Of course, when I finally saw the film after my mission, I quickly found it was nothing of the sort–just another 100 minutes of Jim Carrey mugging away in a simplistic morality tale and easy boob jokes. It was irreverent, but not in any particularly illuminating or inventive ways.

I suspect all that really happened to explain the hype is that evangelicals–always openly contemptuous of Hollywood while secretly envious of its cultural influence–got overly excited that a major studio film had at last acknowledged the sheer existence of God. Between Bruce Almighty and Mel Gibson’s monster-hit The Passion of the Christ the following year (another film I heard all about), many Evangelicals perhaps got briefly and overly excited that they were regaining their cultural supremacy.

However, I personally found the film frustrating–not due to any sort of irreverence, but to its lack of imagination. There is, for example, the total lack of imagination in making the supposed “Everyman” a TV celebrity news anchor (does Hollywood not even know what an “average” worker looks like anymore?); and then there’s the utter lack of imagination in having a man endowed with the literal powers of God using them to…improve his career? Give his girlfriend bigger boobs? That’s it?

If you squint, you could possibly argue that the film is criticizing protagonist Bruce Nolan’s lack of imagination too (his entire redemption arc is that he must learn to be less short-sighted and self-centered himself). But that is likely giving the film–which always lays out its moralizing overtly and obviously–entirely too much credit.
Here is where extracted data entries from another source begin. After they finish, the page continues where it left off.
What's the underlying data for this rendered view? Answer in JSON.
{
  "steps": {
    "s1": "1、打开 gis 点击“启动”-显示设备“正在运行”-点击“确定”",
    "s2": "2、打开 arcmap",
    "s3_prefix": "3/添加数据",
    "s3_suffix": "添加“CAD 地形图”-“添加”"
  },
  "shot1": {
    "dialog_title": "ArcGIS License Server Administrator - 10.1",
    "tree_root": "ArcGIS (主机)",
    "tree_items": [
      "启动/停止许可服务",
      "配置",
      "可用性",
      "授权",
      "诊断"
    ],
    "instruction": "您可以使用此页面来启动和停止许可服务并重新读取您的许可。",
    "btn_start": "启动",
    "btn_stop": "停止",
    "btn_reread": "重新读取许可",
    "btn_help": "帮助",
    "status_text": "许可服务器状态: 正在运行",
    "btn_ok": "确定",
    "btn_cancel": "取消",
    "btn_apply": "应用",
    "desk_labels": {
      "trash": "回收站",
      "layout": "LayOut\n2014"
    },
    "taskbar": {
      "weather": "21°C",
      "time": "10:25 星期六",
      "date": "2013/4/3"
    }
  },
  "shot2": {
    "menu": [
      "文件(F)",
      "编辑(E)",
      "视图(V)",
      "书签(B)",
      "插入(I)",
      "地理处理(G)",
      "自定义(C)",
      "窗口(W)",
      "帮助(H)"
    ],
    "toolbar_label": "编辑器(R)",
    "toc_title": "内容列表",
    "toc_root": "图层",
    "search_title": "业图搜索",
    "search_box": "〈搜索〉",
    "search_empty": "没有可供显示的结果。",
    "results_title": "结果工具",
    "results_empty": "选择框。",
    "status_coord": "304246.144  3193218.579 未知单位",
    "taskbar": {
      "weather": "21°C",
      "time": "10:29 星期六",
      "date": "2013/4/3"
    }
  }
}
But as one essaying to be a Latter-day Saint, the most glaring lack of imagination of all is its utter failure to pull the trigger on its premise.

For if Bruce Nolan proves himself incapable at present of handling the powers of God Himself, does that not imply that eventually, in the distant eternities…he might?

I’ve discussed this before–on Pixar’s Soul and NBC’s The Good Place–and Bruce Almighty is easily the dumbest example in this pseudo-trilogy, but it’s still same fact in each: they flirt with the idea of humanity’s ultimate destiny to become “as God is now,” to grow up to become as our Heavenly Father, to become “heirs of God and co-heirs with Christ,” to continue to grow and progress throughout the eternities till we become deities ourselves–but then they balk at the finish line. And in each case, they apparently turn back from the logical conclusion of their premise not out of any sense of propriety or fear of offending religious sensibilities, but simply because the idea never honestly occurred to them.

As I’ve noted before, Joseph Smith was 3 months short of his assassination when he dared to articulate it himself, and frankly, I don’t think the idea had honestly occurred to him on his own, either. I’ve lately come to reject the idea of Joseph Smith as the Great Religious Genius, because it’s just such a cop-out–he was borderline illiterate, never learned to spell, nearly bankrupted the Church in a cockamamie “Kirtland Anti-Banking scheme,” had zero business sense (that is per Brigham Young), and when he said in Nauvoo that “I do not want anyone to think that I am a righteous man, because I am not,” he was not being modestly self-deprecating but brutally self-honest (to say the least). But I say all this not to dismiss him or his frankly impressive achievements, rather quite the opposite: this poor man, the least of God’s creatures, had help. He couldn’t have come up with these ideas, but neither could have anyone else. These are ideas that don’t occur to anyone; you can mock or deride them once you hear them, but it is the rare person who can even imagine them in the first place. They can only come by revelation.